There's excellent news from the Lab
about plans to eventually support embedded MP4s. This has been a
problem because many videos, notably including those hosted on Vimeo,
use this format that does not work with out-of-the-box Chromium
Embedded Framework, the basis of parcel and shared ("Media on a
Prim") media as well as viewer browsers. Although there's no
schedule yet, it's an encouraging development compared to a previous
statement in the Jira that the Lab did NOT plan to support the
format. (This may affect plans for hosting SL-related video content
and for displaying that content.)
On an unrelated topic, there have long
been devices that measure visitor scripts with the goal of
controlling the lag they might cause. In a recent forums thread (
https://community.secondlife.com/forums/topic/448580-avatar-script-count-limit-on-homestead/) some of us took a deeper dive into what such devices might do to be
useful, and what they very often do that is useless -- or worse. To
summarize:
Scripts worn by visitors can lag other
scripts but generally do not contribute to the most common forms of
lag experienced by avatars in a busy region.
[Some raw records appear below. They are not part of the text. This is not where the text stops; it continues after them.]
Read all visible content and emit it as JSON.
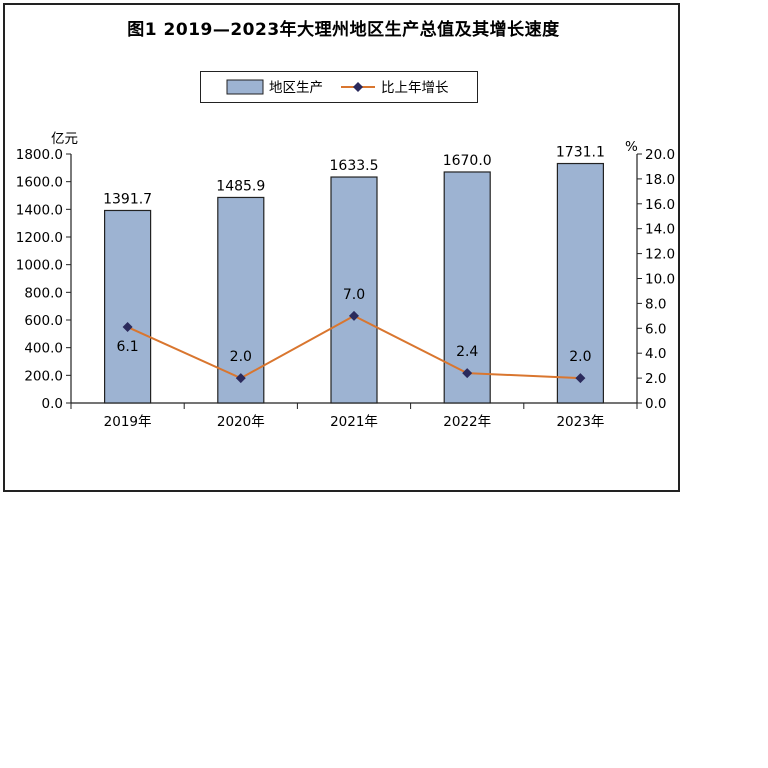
{
  "chart_data": {
    "type": "bar+line",
    "title": "图1  2019—2023年大理州地区生产总值及其增长速度",
    "categories": [
      "2019年",
      "2020年",
      "2021年",
      "2022年",
      "2023年"
    ],
    "series": [
      {
        "name": "地区生产",
        "type": "bar",
        "axis": "left",
        "values": [
          1391.7,
          1485.9,
          1633.5,
          1670.0,
          1731.1
        ],
        "labels": [
          "1391.7",
          "1485.9",
          "1633.5",
          "1670.0",
          "1731.1"
        ],
        "color": "#9db3d2"
      },
      {
        "name": "比上年增长",
        "type": "line",
        "axis": "right",
        "values": [
          6.1,
          2.0,
          7.0,
          2.4,
          2.0
        ],
        "labels": [
          "6.1",
          "2.0",
          "7.0",
          "2.4",
          "2.0"
        ],
        "line_color": "#d9762f",
        "marker_color": "#2b2a5c"
      }
    ],
    "y_left": {
      "unit": "亿元",
      "range": [
        0,
        1800
      ],
      "ticks": [
        "0.0",
        "200.0",
        "400.0",
        "600.0",
        "800.0",
        "1000.0",
        "1200.0",
        "1400.0",
        "1600.0",
        "1800.0"
      ]
    },
    "y_right": {
      "unit": "%",
      "range": [
        0,
        20
      ],
      "ticks": [
        "0.0",
        "2.0",
        "4.0",
        "6.0",
        "8.0",
        "10.0",
        "12.0",
        "14.0",
        "16.0",
        "18.0",
        "20.0"
      ]
    },
    "legend_position": "top-center",
    "grid": false
  }
}
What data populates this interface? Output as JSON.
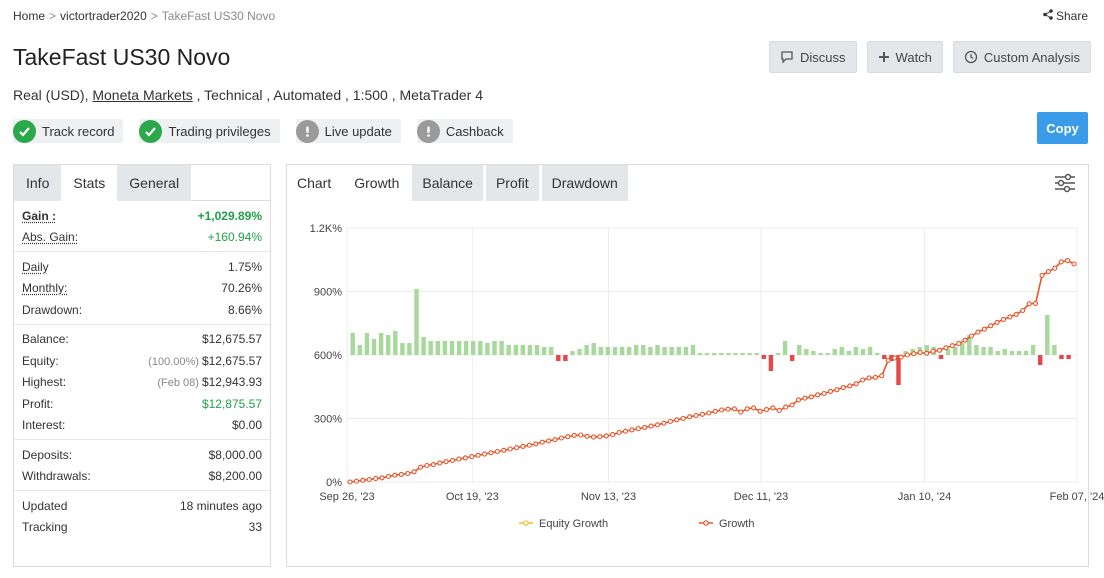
{
  "breadcrumb": {
    "home": "Home",
    "user": "victortrader2020",
    "current": "TakeFast US30 Novo",
    "sep": ">"
  },
  "share_label": "Share",
  "title": "TakeFast US30 Novo",
  "actions": {
    "discuss": "Discuss",
    "watch": "Watch",
    "analysis": "Custom Analysis"
  },
  "subline": {
    "prefix": "Real (USD), ",
    "broker": "Moneta Markets",
    "suffix": " , Technical , Automated , 1:500 , MetaTrader 4"
  },
  "badges": [
    {
      "label": "Track record",
      "status": "ok"
    },
    {
      "label": "Trading privileges",
      "status": "ok"
    },
    {
      "label": "Live update",
      "status": "warn"
    },
    {
      "label": "Cashback",
      "status": "warn"
    }
  ],
  "copy_label": "Copy",
  "stats_tabs": [
    "Info",
    "Stats",
    "General"
  ],
  "stats": {
    "gain": {
      "label": "Gain :",
      "value": "+1,029.89%"
    },
    "abs_gain": {
      "label": "Abs. Gain:",
      "value": "+160.94%"
    },
    "daily": {
      "label": "Daily",
      "value": "1.75%"
    },
    "monthly": {
      "label": "Monthly:",
      "value": "70.26%"
    },
    "drawdown": {
      "label": "Drawdown:",
      "value": "8.66%"
    },
    "balance": {
      "label": "Balance:",
      "value": "$12,675.57"
    },
    "equity": {
      "label": "Equity:",
      "note": "(100.00%)",
      "value": "$12,675.57"
    },
    "highest": {
      "label": "Highest:",
      "note": "(Feb 08)",
      "value": "$12,943.93"
    },
    "profit": {
      "label": "Profit:",
      "value": "$12,875.57"
    },
    "interest": {
      "label": "Interest:",
      "value": "$0.00"
    },
    "deposits": {
      "label": "Deposits:",
      "value": "$8,000.00"
    },
    "withdrawals": {
      "label": "Withdrawals:",
      "value": "$8,200.00"
    },
    "updated": {
      "label": "Updated",
      "value": "18 minutes ago"
    },
    "tracking": {
      "label": "Tracking",
      "value": "33"
    }
  },
  "chart_tabs": [
    "Chart",
    "Growth",
    "Balance",
    "Profit",
    "Drawdown"
  ],
  "colors": {
    "growth_line": "#e8562a",
    "equity_line": "#f2c12e",
    "bar_pos": "#a6d99a",
    "bar_neg": "#e8474a",
    "accent": "#3a9be8",
    "check": "#2aa84a"
  },
  "chart_data": {
    "type": "line",
    "y_ticks": [
      "0%",
      "300%",
      "600%",
      "900%",
      "1.2K%"
    ],
    "ylim": [
      0,
      1200
    ],
    "x_ticks": [
      {
        "label": "Sep 26, '23",
        "day": 0
      },
      {
        "label": "Oct 19, '23",
        "day": 23
      },
      {
        "label": "Nov 13, '23",
        "day": 48
      },
      {
        "label": "Dec 11, '23",
        "day": 76
      },
      {
        "label": "Jan 10, '24",
        "day": 106
      },
      {
        "label": "Feb 07, '24",
        "day": 134
      }
    ],
    "legend": [
      "Equity Growth",
      "Growth"
    ],
    "series": [
      {
        "name": "Growth",
        "values": [
          0,
          4,
          8,
          12,
          16,
          20,
          26,
          32,
          36,
          40,
          48,
          70,
          78,
          82,
          90,
          96,
          102,
          108,
          114,
          120,
          126,
          132,
          138,
          144,
          150,
          156,
          162,
          168,
          174,
          180,
          188,
          194,
          200,
          208,
          214,
          220,
          222,
          216,
          212,
          214,
          218,
          224,
          234,
          240,
          246,
          252,
          258,
          264,
          270,
          278,
          286,
          294,
          300,
          308,
          314,
          320,
          326,
          334,
          340,
          344,
          346,
          330,
          346,
          350,
          334,
          342,
          350,
          338,
          354,
          364,
          388,
          396,
          402,
          412,
          418,
          428,
          436,
          446,
          454,
          464,
          482,
          492,
          494,
          502,
          574,
          586,
          590,
          600,
          606,
          612,
          608,
          618,
          622,
          634,
          644,
          654,
          670,
          690,
          708,
          722,
          738,
          754,
          768,
          780,
          792,
          810,
          842,
          844,
          976,
          994,
          1010,
          1040,
          1046,
          1030
        ]
      }
    ],
    "bars": [
      {
        "x": 1,
        "v": 22
      },
      {
        "x": 2,
        "v": 10
      },
      {
        "x": 3,
        "v": 22
      },
      {
        "x": 4,
        "v": 16
      },
      {
        "x": 5,
        "v": 22
      },
      {
        "x": 6,
        "v": 20
      },
      {
        "x": 7,
        "v": 24
      },
      {
        "x": 8,
        "v": 12
      },
      {
        "x": 9,
        "v": 12
      },
      {
        "x": 10,
        "v": 66
      },
      {
        "x": 11,
        "v": 18
      },
      {
        "x": 12,
        "v": 14
      },
      {
        "x": 13,
        "v": 14
      },
      {
        "x": 14,
        "v": 14
      },
      {
        "x": 15,
        "v": 14
      },
      {
        "x": 16,
        "v": 14
      },
      {
        "x": 17,
        "v": 14
      },
      {
        "x": 18,
        "v": 14
      },
      {
        "x": 19,
        "v": 14
      },
      {
        "x": 20,
        "v": 12
      },
      {
        "x": 21,
        "v": 14
      },
      {
        "x": 22,
        "v": 14
      },
      {
        "x": 23,
        "v": 10
      },
      {
        "x": 24,
        "v": 10
      },
      {
        "x": 25,
        "v": 10
      },
      {
        "x": 26,
        "v": 10
      },
      {
        "x": 27,
        "v": 10
      },
      {
        "x": 28,
        "v": 8
      },
      {
        "x": 29,
        "v": 8
      },
      {
        "x": 30,
        "v": -6
      },
      {
        "x": 31,
        "v": -6
      },
      {
        "x": 32,
        "v": 4
      },
      {
        "x": 33,
        "v": 6
      },
      {
        "x": 34,
        "v": 10
      },
      {
        "x": 35,
        "v": 12
      },
      {
        "x": 36,
        "v": 8
      },
      {
        "x": 37,
        "v": 8
      },
      {
        "x": 38,
        "v": 8
      },
      {
        "x": 39,
        "v": 8
      },
      {
        "x": 40,
        "v": 8
      },
      {
        "x": 41,
        "v": 10
      },
      {
        "x": 42,
        "v": 10
      },
      {
        "x": 43,
        "v": 8
      },
      {
        "x": 44,
        "v": 10
      },
      {
        "x": 45,
        "v": 8
      },
      {
        "x": 46,
        "v": 8
      },
      {
        "x": 47,
        "v": 8
      },
      {
        "x": 48,
        "v": 8
      },
      {
        "x": 49,
        "v": 10
      },
      {
        "x": 50,
        "v": 2
      },
      {
        "x": 51,
        "v": 2
      },
      {
        "x": 52,
        "v": 2
      },
      {
        "x": 53,
        "v": 2
      },
      {
        "x": 54,
        "v": 2
      },
      {
        "x": 55,
        "v": 2
      },
      {
        "x": 56,
        "v": 2
      },
      {
        "x": 57,
        "v": 2
      },
      {
        "x": 58,
        "v": 2
      },
      {
        "x": 59,
        "v": -4
      },
      {
        "x": 60,
        "v": -16
      },
      {
        "x": 61,
        "v": 2
      },
      {
        "x": 62,
        "v": 14
      },
      {
        "x": 63,
        "v": -6
      },
      {
        "x": 64,
        "v": 10
      },
      {
        "x": 65,
        "v": 6
      },
      {
        "x": 66,
        "v": 4
      },
      {
        "x": 67,
        "v": 2
      },
      {
        "x": 68,
        "v": 2
      },
      {
        "x": 69,
        "v": 6
      },
      {
        "x": 70,
        "v": 8
      },
      {
        "x": 71,
        "v": 4
      },
      {
        "x": 72,
        "v": 8
      },
      {
        "x": 73,
        "v": 6
      },
      {
        "x": 74,
        "v": 8
      },
      {
        "x": 75,
        "v": 2
      },
      {
        "x": 76,
        "v": -4
      },
      {
        "x": 77,
        "v": -6
      },
      {
        "x": 78,
        "v": -30
      },
      {
        "x": 79,
        "v": 4
      },
      {
        "x": 80,
        "v": 6
      },
      {
        "x": 81,
        "v": 8
      },
      {
        "x": 82,
        "v": 10
      },
      {
        "x": 83,
        "v": 8
      },
      {
        "x": 84,
        "v": -4
      },
      {
        "x": 85,
        "v": 6
      },
      {
        "x": 86,
        "v": 8
      },
      {
        "x": 87,
        "v": 12
      },
      {
        "x": 88,
        "v": 20
      },
      {
        "x": 89,
        "v": 10
      },
      {
        "x": 90,
        "v": 8
      },
      {
        "x": 91,
        "v": 8
      },
      {
        "x": 92,
        "v": 4
      },
      {
        "x": 93,
        "v": 6
      },
      {
        "x": 94,
        "v": 4
      },
      {
        "x": 95,
        "v": 4
      },
      {
        "x": 96,
        "v": 4
      },
      {
        "x": 97,
        "v": 10
      },
      {
        "x": 98,
        "v": -10
      },
      {
        "x": 99,
        "v": 40
      },
      {
        "x": 100,
        "v": 10
      },
      {
        "x": 101,
        "v": -4
      },
      {
        "x": 102,
        "v": -4
      }
    ],
    "bar_scale_note": "bars share the x index grid; zero level at 600%"
  }
}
That's because scripts
are the lowest priority of sim processes, so a lot of avatars in a
region will tax *other* sim resources, squeezing out scripts (and
making script-on-script lag more severe). It can be annoying that
scripts don't get much time to run, but that's rarely best addressed
by reducing the script load itself.
That said, reducing the load of the
most over-scripted visitors can improve responsiveness of other
scripts (such as vendors), and griefers can take over-scripting to
such an extreme that it hurts overall sim performance.
To efficiently find script offenders,
what to measure? Turns out that the simplest metric -- count of
running scripts -- is probably the best option. That's because, as
detailed in the cited thread, both Script Memory and Script Time are
actually measuring something very different from what the names
imply. Script Time in particular is almost impossible to use
responsibly because the more a region is having performance problems,
the less accurately Script Time can be measured in the region and the
longer it takes (20 minutes or more) to settle into a potentially
useful metric.
Worse, the *direction* of inaccuracy is
also a function of time and sim load: when an avatar first arrives in
a busy region, their Script Time measure will be (hugely)
*over*-estimated compared to a less busy region, but later when the
measure stabilizes, the same scripts will show *lower* Script Times
than when the sim is less busy. Indeed an avatar's Script Time
depends less on their scripts than on the performance of the region
and the time since the avatar arrived.